Mayor of Easter Island
- In office 6 December 2008 – 6 December 2012
- President: Michelle Bachelet Sebastián Piñera
- Preceded by: Pedro Edmunds Paoa
- Succeeded by: Pedro Edmunds Paoa

Personal details
- Born: 16 May 1972 (age 53) Easter Island, Chile

= Luz Zasso Paoa =

Chilean politician (born 1972)

Luz del Carmen Zasso Paoa (born 16 May 1972) is a Chilean engineer and politician who served as the mayor of Easter Island from 2008 to 2012, as a member of the Christian Democratic Party. She was the first woman elected to the office and is the general manager of Agrícola y Servicios Isla de Pascua, the largest company on the island.

==Early life and education==
Luz Zasso was born in Easter Island to parents Ambrosio Guillermo Zasso Leiva and María Raquel Paoa Huki. Her father was of Genoese descent while her mother was a Rapa Nui. She attended elementary school on Easter Island, high school on the mainland in Valparaíso, and graduated from Viña del Mar University with a degree in construction.

==Career==
Zasso served as the mayor of Easter Island and is a member of the Christian Democratic Party. She was the second woman to hold the position and first woman elected to it. The Special Visitors Card for visitors to Eastern Island was implemented during her tenure. In 2013, she stated that she did not plan on appealing to the International Court of Justice for independence.

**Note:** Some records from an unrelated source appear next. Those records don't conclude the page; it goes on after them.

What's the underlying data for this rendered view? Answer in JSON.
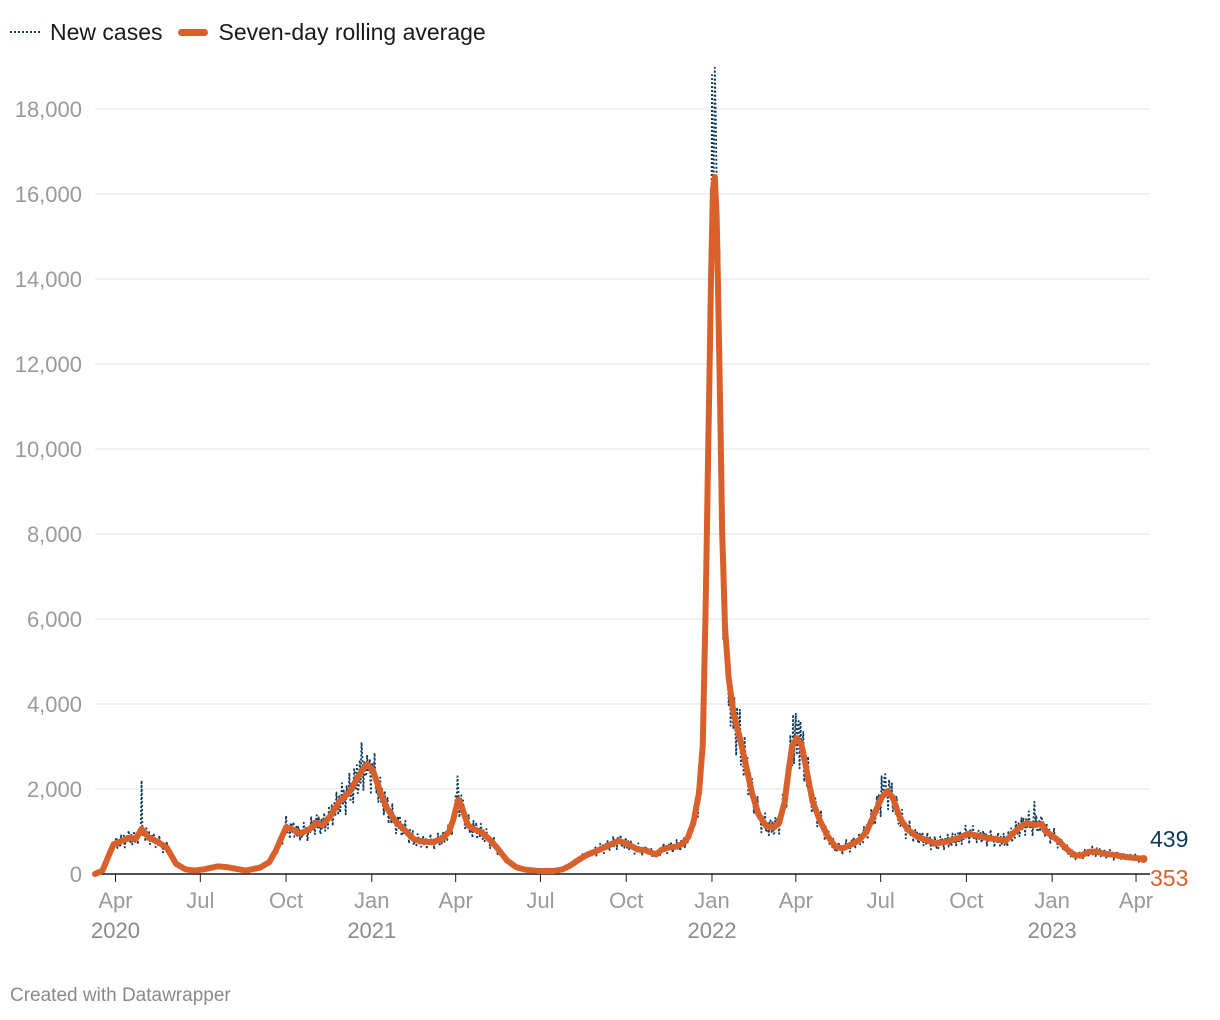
{
  "legend": {
    "new_cases": "New cases",
    "rolling_avg": "Seven-day rolling average"
  },
  "credit": "Created with Datawrapper",
  "colors": {
    "new_cases": "#0d3a5c",
    "rolling_avg": "#d9602a",
    "grid": "#e3e3e3"
  },
  "chart_data": {
    "type": "line",
    "title": "",
    "xlabel": "",
    "ylabel": "",
    "ylim": [
      0,
      18000
    ],
    "y_ticks": [
      {
        "value": 0,
        "label": "0"
      },
      {
        "value": 2000,
        "label": "2,000"
      },
      {
        "value": 4000,
        "label": "4,000"
      },
      {
        "value": 6000,
        "label": "6,000"
      },
      {
        "value": 8000,
        "label": "8,000"
      },
      {
        "value": 10000,
        "label": "10,000"
      },
      {
        "value": 12000,
        "label": "12,000"
      },
      {
        "value": 14000,
        "label": "14,000"
      },
      {
        "value": 16000,
        "label": "16,000"
      },
      {
        "value": 18000,
        "label": "18,000"
      }
    ],
    "x_range_days": [
      -22,
      1110
    ],
    "x_ticks": [
      {
        "day": 0,
        "label": "Apr"
      },
      {
        "day": 91,
        "label": "Jul"
      },
      {
        "day": 183,
        "label": "Oct"
      },
      {
        "day": 275,
        "label": "Jan"
      },
      {
        "day": 365,
        "label": "Apr"
      },
      {
        "day": 456,
        "label": "Jul"
      },
      {
        "day": 548,
        "label": "Oct"
      },
      {
        "day": 640,
        "label": "Jan"
      },
      {
        "day": 730,
        "label": "Apr"
      },
      {
        "day": 821,
        "label": "Jul"
      },
      {
        "day": 913,
        "label": "Oct"
      },
      {
        "day": 1005,
        "label": "Jan"
      },
      {
        "day": 1095,
        "label": "Apr"
      }
    ],
    "year_labels": [
      {
        "day": 0,
        "label": "2020"
      },
      {
        "day": 275,
        "label": "2021"
      },
      {
        "day": 640,
        "label": "2022"
      },
      {
        "day": 1005,
        "label": "2023"
      }
    ],
    "series": [
      {
        "name": "Seven-day rolling average",
        "anchors": [
          [
            -22,
            0
          ],
          [
            -14,
            80
          ],
          [
            -7,
            450
          ],
          [
            -2,
            700
          ],
          [
            5,
            760
          ],
          [
            15,
            850
          ],
          [
            22,
            830
          ],
          [
            28,
            1060
          ],
          [
            35,
            870
          ],
          [
            45,
            760
          ],
          [
            55,
            620
          ],
          [
            65,
            240
          ],
          [
            75,
            110
          ],
          [
            85,
            80
          ],
          [
            95,
            110
          ],
          [
            110,
            180
          ],
          [
            120,
            160
          ],
          [
            130,
            120
          ],
          [
            140,
            80
          ],
          [
            155,
            150
          ],
          [
            165,
            280
          ],
          [
            172,
            550
          ],
          [
            178,
            850
          ],
          [
            183,
            1100
          ],
          [
            190,
            1050
          ],
          [
            198,
            950
          ],
          [
            208,
            1050
          ],
          [
            215,
            1200
          ],
          [
            222,
            1150
          ],
          [
            230,
            1350
          ],
          [
            240,
            1700
          ],
          [
            250,
            1900
          ],
          [
            258,
            2200
          ],
          [
            265,
            2450
          ],
          [
            270,
            2580
          ],
          [
            276,
            2450
          ],
          [
            283,
            2000
          ],
          [
            290,
            1600
          ],
          [
            300,
            1250
          ],
          [
            312,
            1000
          ],
          [
            320,
            820
          ],
          [
            330,
            760
          ],
          [
            340,
            750
          ],
          [
            350,
            820
          ],
          [
            358,
            1000
          ],
          [
            362,
            1250
          ],
          [
            366,
            1600
          ],
          [
            368,
            1750
          ],
          [
            372,
            1550
          ],
          [
            378,
            1150
          ],
          [
            385,
            1050
          ],
          [
            393,
            980
          ],
          [
            402,
            800
          ],
          [
            410,
            600
          ],
          [
            420,
            320
          ],
          [
            430,
            160
          ],
          [
            440,
            100
          ],
          [
            455,
            70
          ],
          [
            470,
            70
          ],
          [
            480,
            110
          ],
          [
            488,
            200
          ],
          [
            496,
            320
          ],
          [
            505,
            440
          ],
          [
            518,
            560
          ],
          [
            530,
            680
          ],
          [
            540,
            780
          ],
          [
            550,
            700
          ],
          [
            560,
            580
          ],
          [
            568,
            560
          ],
          [
            573,
            520
          ],
          [
            580,
            460
          ],
          [
            586,
            570
          ],
          [
            593,
            620
          ],
          [
            600,
            640
          ],
          [
            608,
            700
          ],
          [
            614,
            850
          ],
          [
            620,
            1200
          ],
          [
            626,
            1900
          ],
          [
            630,
            3000
          ],
          [
            633,
            6000
          ],
          [
            636,
            10000
          ],
          [
            639,
            14000
          ],
          [
            641,
            16100
          ],
          [
            643,
            16400
          ],
          [
            645,
            15500
          ],
          [
            648,
            12000
          ],
          [
            651,
            8000
          ],
          [
            654,
            5800
          ],
          [
            658,
            4600
          ],
          [
            663,
            3800
          ],
          [
            670,
            3200
          ],
          [
            676,
            2600
          ],
          [
            683,
            1900
          ],
          [
            690,
            1400
          ],
          [
            698,
            1130
          ],
          [
            706,
            1100
          ],
          [
            712,
            1200
          ],
          [
            718,
            1700
          ],
          [
            722,
            2400
          ],
          [
            726,
            3000
          ],
          [
            731,
            3200
          ],
          [
            736,
            3050
          ],
          [
            741,
            2500
          ],
          [
            748,
            1700
          ],
          [
            756,
            1250
          ],
          [
            764,
            900
          ],
          [
            772,
            650
          ],
          [
            780,
            600
          ],
          [
            788,
            680
          ],
          [
            798,
            800
          ],
          [
            806,
            1000
          ],
          [
            814,
            1400
          ],
          [
            822,
            1800
          ],
          [
            828,
            1950
          ],
          [
            834,
            1800
          ],
          [
            842,
            1300
          ],
          [
            850,
            1050
          ],
          [
            860,
            880
          ],
          [
            870,
            800
          ],
          [
            880,
            720
          ],
          [
            892,
            760
          ],
          [
            905,
            850
          ],
          [
            915,
            950
          ],
          [
            925,
            900
          ],
          [
            935,
            850
          ],
          [
            945,
            820
          ],
          [
            955,
            780
          ],
          [
            963,
            950
          ],
          [
            970,
            1100
          ],
          [
            978,
            1200
          ],
          [
            986,
            1150
          ],
          [
            994,
            1180
          ],
          [
            998,
            1000
          ],
          [
            1005,
            900
          ],
          [
            1012,
            780
          ],
          [
            1020,
            600
          ],
          [
            1028,
            450
          ],
          [
            1036,
            430
          ],
          [
            1044,
            520
          ],
          [
            1052,
            530
          ],
          [
            1060,
            480
          ],
          [
            1068,
            460
          ],
          [
            1076,
            430
          ],
          [
            1084,
            400
          ],
          [
            1092,
            380
          ],
          [
            1098,
            370
          ],
          [
            1103,
            353
          ]
        ]
      },
      {
        "name": "New cases",
        "spikes": [
          [
            28,
            2200
          ],
          [
            264,
            3100
          ],
          [
            270,
            2800
          ],
          [
            367,
            2300
          ],
          [
            636,
            11700
          ],
          [
            640,
            18800
          ],
          [
            642,
            16500
          ],
          [
            644,
            17900
          ],
          [
            656,
            5300
          ],
          [
            662,
            3800
          ],
          [
            727,
            3750
          ],
          [
            733,
            3600
          ],
          [
            822,
            2300
          ],
          [
            826,
            2350
          ],
          [
            986,
            1700
          ]
        ]
      }
    ],
    "end_labels": [
      {
        "series": "New cases",
        "label": "439",
        "value": 439
      },
      {
        "series": "Seven-day rolling average",
        "label": "353",
        "value": 353
      }
    ]
  }
}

Agrícola y Servicios Isla de Pascua, the state owned company that provides electricity, water, and loading services to Easter Island, was managed by Paoa and Yuriko Westermeier Tuki. She became the general manager of the company in 2015. It is the largest company on the island with over 100 employees and has an annual budget of $9 billion. Her first cousins, Claudia Fernández Paoa and Marcos Astete Paoa, were appointed as directors of the company.